As of Sunday, August 28, the blog side of HP hadn't mentioned the hurricane: there's nothing in Arianna's wrapup nor in that from Richard Valeriani.
On Monday, August 29, the very first mention of the hurricane seems to be in Robert F. Kennedy Jr.'s "For They That Sow the Wind Shall Reap the Whirlwind". From the current version; note the update at the end:

As Hurricane Katrina dismantles Mississippi's Gulf Coast, it's worth recalling the central role that Mississippi Governor Haley Barbour played in derailing the Kyoto Protocol and kiboshing President Bush's iron-clad campaign promise to regulate CO2...
...Now we are all learning what it's like to reap the whirlwind of fossil fuel dependence which Barbour and his cronies have encouraged. Our destructive addiction has given us a catastrophic war in the Middle East and--now--Katrina is giving our nation a glimpse of the climate chaos we are bequeathing our children.
In 1998, Republican icon Pat Robertson warned that hurricanes were likely to hit communities that offended God. Perhaps it was Barbour's memo that caused Katrina, at the last moment, to spare New Orleans and save its worst flailings for the Mississippi coast. [UPDATE: Alas, the reprieve for New Orleans was only temporary. But Haley Barbour still has much to answer for.]

Hopefully someone else can provide a summary of the response to RFK Jr.'s post.
This lack of initial coverage at the HP is despite one of their contributors, Harry Shearer, being a resident of New Orleans. Later that day, he weighed in with "Katrina and the Waves of Fear":

As an adopted New Orleanian, I sat glued to the news channels as the only way of knowing what was happening to my residence, my friends, and my favorite city. Thankfully, nature was kinder to New Orleans than the news channels, particularly Fox. At approximately 7:50 am PDT Monday, an offscreen Fox anchor declared that one of New Orleans' levees had been breached.
Had New Orleans' levee system failed, that presaged very serious flooding for the city.
However, just ten minutes earlier on CNN, a FEMA official stated plainly that the levee system appeared to be holding, and several hours later this Reuters report pinpointed the only levee break as occurring in St. Bernard Parish, which is not New Orleans... [...reporters get locations wrong...]
...But, scaring out of towners about damage to a part of New Orleans they've heard of (no breasts are bared in the CBD, after all) was a higher priority for much of the past two days for the news channels, though MSNBC played it straighter most of the time...

A commenter calls him on his blase coverage, and at 8/30 11:32AM he responds in the comments:

...I had the opportunity to take a "virtual car trip" around much of NO on MOnday, seeing raw tape footage of the city, so I know, as of Monday afternoon, that much of the high ground--the Quarter, certain other areas, had window, sign, sheet metal damage, but no serious flooding.
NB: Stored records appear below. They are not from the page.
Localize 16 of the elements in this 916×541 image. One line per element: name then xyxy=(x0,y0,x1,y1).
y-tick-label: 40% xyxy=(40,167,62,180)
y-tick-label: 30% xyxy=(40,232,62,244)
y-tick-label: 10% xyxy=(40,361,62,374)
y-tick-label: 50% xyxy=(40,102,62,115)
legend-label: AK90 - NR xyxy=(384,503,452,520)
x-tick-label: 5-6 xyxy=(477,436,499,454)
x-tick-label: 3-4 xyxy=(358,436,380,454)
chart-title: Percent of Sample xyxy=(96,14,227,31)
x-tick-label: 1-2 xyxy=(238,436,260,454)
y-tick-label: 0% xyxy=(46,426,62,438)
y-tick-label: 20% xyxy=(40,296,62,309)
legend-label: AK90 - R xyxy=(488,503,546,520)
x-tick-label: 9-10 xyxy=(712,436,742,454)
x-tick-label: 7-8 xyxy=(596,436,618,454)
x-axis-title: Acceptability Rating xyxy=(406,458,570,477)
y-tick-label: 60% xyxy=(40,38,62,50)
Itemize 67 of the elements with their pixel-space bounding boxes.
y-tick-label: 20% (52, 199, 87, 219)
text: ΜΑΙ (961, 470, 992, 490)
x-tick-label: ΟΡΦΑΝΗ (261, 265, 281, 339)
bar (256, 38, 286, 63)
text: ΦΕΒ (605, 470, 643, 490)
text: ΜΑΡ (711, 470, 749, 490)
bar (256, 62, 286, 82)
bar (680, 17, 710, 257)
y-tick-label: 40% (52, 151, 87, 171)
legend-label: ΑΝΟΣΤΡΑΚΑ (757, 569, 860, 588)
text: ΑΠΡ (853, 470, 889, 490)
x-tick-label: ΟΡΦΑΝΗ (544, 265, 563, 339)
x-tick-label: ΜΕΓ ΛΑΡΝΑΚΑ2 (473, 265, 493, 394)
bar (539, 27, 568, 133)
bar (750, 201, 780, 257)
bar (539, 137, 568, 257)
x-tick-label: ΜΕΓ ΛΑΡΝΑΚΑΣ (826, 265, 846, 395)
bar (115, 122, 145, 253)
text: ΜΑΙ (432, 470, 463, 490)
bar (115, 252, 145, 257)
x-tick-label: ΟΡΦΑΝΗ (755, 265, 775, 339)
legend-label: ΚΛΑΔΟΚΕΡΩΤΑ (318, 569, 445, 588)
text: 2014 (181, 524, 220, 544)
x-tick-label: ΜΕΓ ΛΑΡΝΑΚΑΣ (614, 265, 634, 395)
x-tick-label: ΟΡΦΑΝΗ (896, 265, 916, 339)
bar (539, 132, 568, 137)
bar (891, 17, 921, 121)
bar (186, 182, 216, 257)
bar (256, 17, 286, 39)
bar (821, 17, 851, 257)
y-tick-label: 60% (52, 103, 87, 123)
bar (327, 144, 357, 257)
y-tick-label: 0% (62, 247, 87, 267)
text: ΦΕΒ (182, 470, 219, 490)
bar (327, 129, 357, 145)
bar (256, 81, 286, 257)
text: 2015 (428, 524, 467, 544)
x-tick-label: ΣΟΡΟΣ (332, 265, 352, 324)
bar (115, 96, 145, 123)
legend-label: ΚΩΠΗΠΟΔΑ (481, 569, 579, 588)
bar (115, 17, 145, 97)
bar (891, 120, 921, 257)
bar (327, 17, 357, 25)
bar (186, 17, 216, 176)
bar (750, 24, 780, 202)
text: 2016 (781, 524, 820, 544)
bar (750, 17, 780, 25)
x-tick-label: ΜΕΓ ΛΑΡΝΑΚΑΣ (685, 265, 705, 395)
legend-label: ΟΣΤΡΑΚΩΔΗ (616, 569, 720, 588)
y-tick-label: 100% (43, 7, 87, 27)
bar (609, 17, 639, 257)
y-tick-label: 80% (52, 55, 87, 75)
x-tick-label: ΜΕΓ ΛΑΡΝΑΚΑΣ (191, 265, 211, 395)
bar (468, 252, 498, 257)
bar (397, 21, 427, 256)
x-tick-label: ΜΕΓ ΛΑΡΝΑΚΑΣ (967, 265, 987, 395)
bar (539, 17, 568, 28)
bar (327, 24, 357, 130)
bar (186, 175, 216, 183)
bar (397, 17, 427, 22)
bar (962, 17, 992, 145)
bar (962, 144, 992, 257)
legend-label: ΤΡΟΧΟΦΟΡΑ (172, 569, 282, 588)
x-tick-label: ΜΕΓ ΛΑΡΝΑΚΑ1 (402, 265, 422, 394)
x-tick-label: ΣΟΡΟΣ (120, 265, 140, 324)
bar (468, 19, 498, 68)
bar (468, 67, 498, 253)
What's breached now, according to a Corps of Engineer spokesman on npr, is a water wall along the 17th St. canal, not a levee. Reporting potential disasters before they happen is not news, it's fear mongering...

A couple hours later, a commenter adds:

Mr. Shearer, CNN and FNC are reporting 80% of the city is under water and the level is rising. (Of course this may just be a ratings stunt.) If you take any actual (rather than virtual) tours for the next few days (or maybe weeks) I would suggest it be a boat tour not a auto tour...

Another commenter mentions HAARP after that comment; note that the first Bush-bashing in those comments appears to have started on 8/30 in the morning.
On August 31, a commenter adds:

I must defend Harry on this one. Everyone got this one wrong. Even today, TUESDAY! I cannot believe the lack of coverage and consistency. Sure, they had the pictures of rescues and damage. That's fine. But I cannot believe they will not really discuss the end of New Orleans. At least the end of New Orleans for a really long time.